Трудно предположить, что духовные стихи сочинялись теми странниками, которые имели прямое отношение к церковной иерархии. Но ведь ходили они, как правило, не одни, а «со товарищи». Часто первые калики составляли хорошо организованные дружины со своим атаманом, установленными порядками и судом, как это показано в стихе «Сорок калик со каликою». Походы конечно же сопровождались в этом кругу песнями и рассказами, причем в «общем котле» могли перемешиваться повествования начитанного в церковных книгах монаха и песенное искусство сказителя, для которого «грамотой» был народный героический эпос.
Вопрос о среде, в которой создавался духовный стих, всегда ставился в тесную связь с тем, каковы были его непосредственные источники. Ясно, что герои народной религиозной поэзии не являются плодом только самобытной фольклорной фантазии. Поисками первоисточников заполнена вся история литературоведения, занимавшегося изучением духовного стиха. Общий вывод, к которому привели многочисленные разыскания исследователей в анналах древнерусской книжности, заключается в том, что основой для духовных стихов послужили немногие из канонических христианских книг (Ветхий и Новый Заветы, некоторые «Слова», отдельные жития), но главным образом — широкий круг апокрифов: легенды, сказания и жития святых, не признанные церковью. «Отреченные книги», известные в русских изводах с самых первых времен христианства на Руси, как правило, не уничтожались после запрещения их церковью (материалы для письма, да и вообще любая рукопись просто сами по себе очень высоко ценились): апокрифы заполняли полки монастырских библиотек, некоторые из списков сохранялись в народе, составляя круг чтения немногих грамотных. Объясняя, почему столь привлекательными для древнерусского человека были апокрифы, из которых черпал в основном свои сюжеты духовный стих, А. Н. Пыпин писал: «Их интерес для старинных читателей заключался в поэтичен с них добавлениях к библейской и евангельской истории, в рассказе о событиях, возбуждавших любопытство и о которых однако же ничего не говорили канонические книги, вообще в чудесном и легендарном, к которому было особенно склонно и жадно народное воображение, а также и суеверие»[12]
. В отношении к народной поэзии, как отмечает современный историк, важно то, что «апокрифы сами суть продукт преломления христианства через призму „языческого" мировоззрения», эти тексты уже содержат «так называемое „двоеверие", оно же „бытовое" христианство, восточное и западное, представляющее собой переработку христианства в духе народного миропонимания, отразившего условия труда и быта непосредственных производителей средневекового общества»[13].Если вернуться к созданию ранних духовных стихов, помня об их книжных истоках, то покажутся естественными сомнения и некоторая неопределенность в высказываниях ученых о тех, кто эти религиозные песни сочинял.

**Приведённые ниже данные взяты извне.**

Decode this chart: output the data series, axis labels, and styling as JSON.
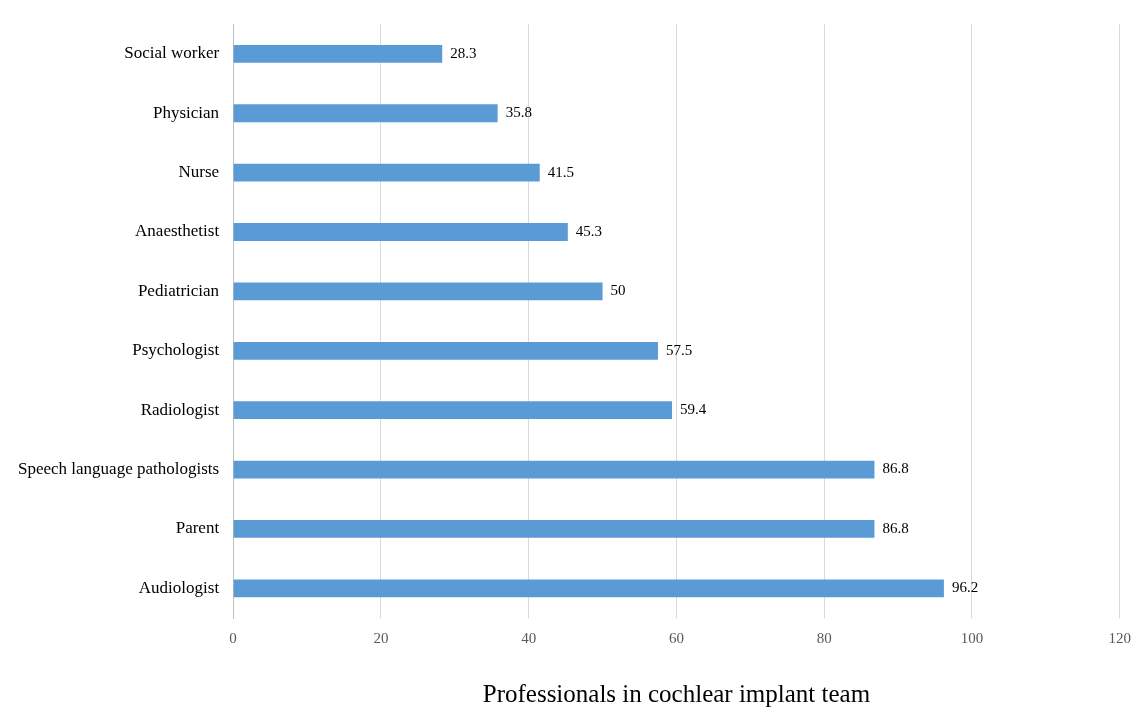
{
  "chart_data": {
    "type": "bar",
    "orientation": "horizontal",
    "xlabel": "Professionals in cochlear implant team",
    "categories": [
      "Social worker",
      "Physician",
      "Nurse",
      "Anaesthetist",
      "Pediatrician",
      "Psychologist",
      "Radiologist",
      "Speech language pathologists",
      "Parent",
      "Audiologist"
    ],
    "values": [
      28.3,
      35.8,
      41.5,
      45.3,
      50,
      57.5,
      59.4,
      86.8,
      86.8,
      96.2
    ],
    "color": "#5b9bd5",
    "xlim": [
      0,
      120
    ],
    "xticks": [
      0,
      20,
      40,
      60,
      80,
      100,
      120
    ],
    "grid": "x",
    "data_labels": true
  }
}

Выдающийся филолог XIX в. Ф. И. Буслаев писал: «По очевидному влиянию книжному на состав духовных стихов надобно полагать, что они обязаны своим происхождением не простонародью вообще, а избранной массе, которая, впрочем, не составляла особого сословия, а только случайно являлась в виде корпорации»[14]
.И действительно, не просто представить себе, каким образом в реальной жизни культуры состоялось сочетание письменных источников с вольной фантазией устного творчества, когда грамотность вовсе не была широким достоянием народным.

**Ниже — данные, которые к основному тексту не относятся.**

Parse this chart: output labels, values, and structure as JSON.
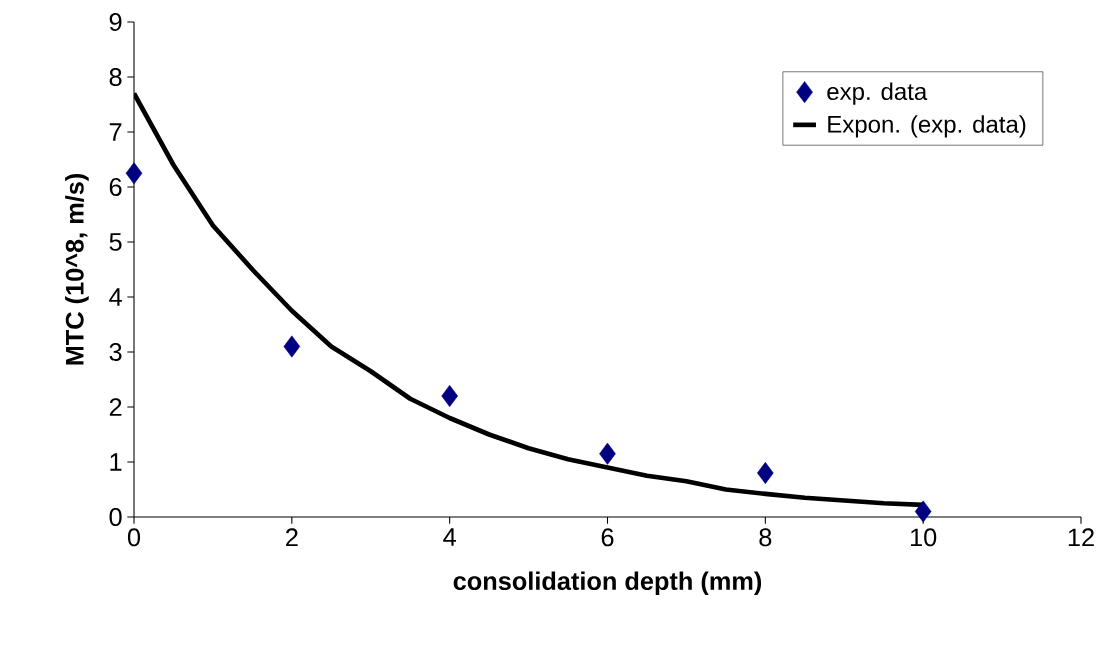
{
  "chart_data": {
    "type": "scatter",
    "xlabel": "consolidation depth (mm)",
    "ylabel": "MTC (10^8, m/s)",
    "xlim": [
      0,
      12
    ],
    "ylim": [
      0,
      9
    ],
    "xticks": [
      0,
      2,
      4,
      6,
      8,
      10,
      12
    ],
    "yticks": [
      0,
      1,
      2,
      3,
      4,
      5,
      6,
      7,
      8,
      9
    ],
    "legend": "top right",
    "grid": false,
    "series": [
      {
        "name": "exp. data",
        "marker": "diamond",
        "color": "#000080",
        "x": [
          0,
          2,
          4,
          6,
          8,
          10
        ],
        "values": [
          6.25,
          3.1,
          2.2,
          1.15,
          0.8,
          0.1
        ]
      },
      {
        "name": "Expon. (exp. data)",
        "type": "line",
        "marker": "none",
        "line_style": "solid",
        "color": "#000000",
        "x": [
          0,
          0.5,
          1,
          1.5,
          2,
          2.5,
          3,
          3.5,
          4,
          4.5,
          5,
          5.5,
          6,
          6.5,
          7,
          7.5,
          8,
          8.5,
          9,
          9.5,
          10
        ],
        "values": [
          7.7,
          6.4,
          5.3,
          4.5,
          3.75,
          3.1,
          2.65,
          2.15,
          1.8,
          1.5,
          1.25,
          1.05,
          0.9,
          0.75,
          0.65,
          0.5,
          0.42,
          0.35,
          0.3,
          0.25,
          0.22
        ]
      }
    ]
  }
}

Е. Аничкову осторожное определение Буслаева — «избранная масса» — казалось неубедительным, и он настаивал на том, что для духовных стихов именно паломничество — «коренная, определяющая их значение среда»; исследователь проводил аналогию между русскими «старинами»[15]
и народными эпопеями европейских народов (в частности, старофранцузскими chansons de geste), в создании которых столь важен, по его мнению, «образ жонглера, сопровождавшего паломников»[16]. A. H. Веселовский считал, что наши калики переняли традицию пения духовных стихов от ходивших на Русь с юга богомильских странников и прочих проповедников еретических учений раннего средневековья[17]. Обобщая множество разных точек зрения, Г. П. Федотов так характеризует среду создателей духовного стиха: «Первоначальными авторами стихов должны были быть люди или книжные, или, по крайней мере, если не начитанные, то наслышанные в церковной письменности. Однако свобода обращения их с церковными текстами и многочисленные искажения источников ставят их под чертой книжности, ниже среднего уровня древнерусской интеллигенции. Если под народом понимать низшие культурные слои его, то слагатели духовных стихов принадлежат не к народу, а к полуинтеллигенции или к народной интеллигенции»[18].В любом случае оказывается, что о среде, степени образованности, близости к простонародью или служителям церкви тех людей, которые заложили основу традиции духовного стиха, мы можем, как говорили в XIX в., судить лишь гадательно.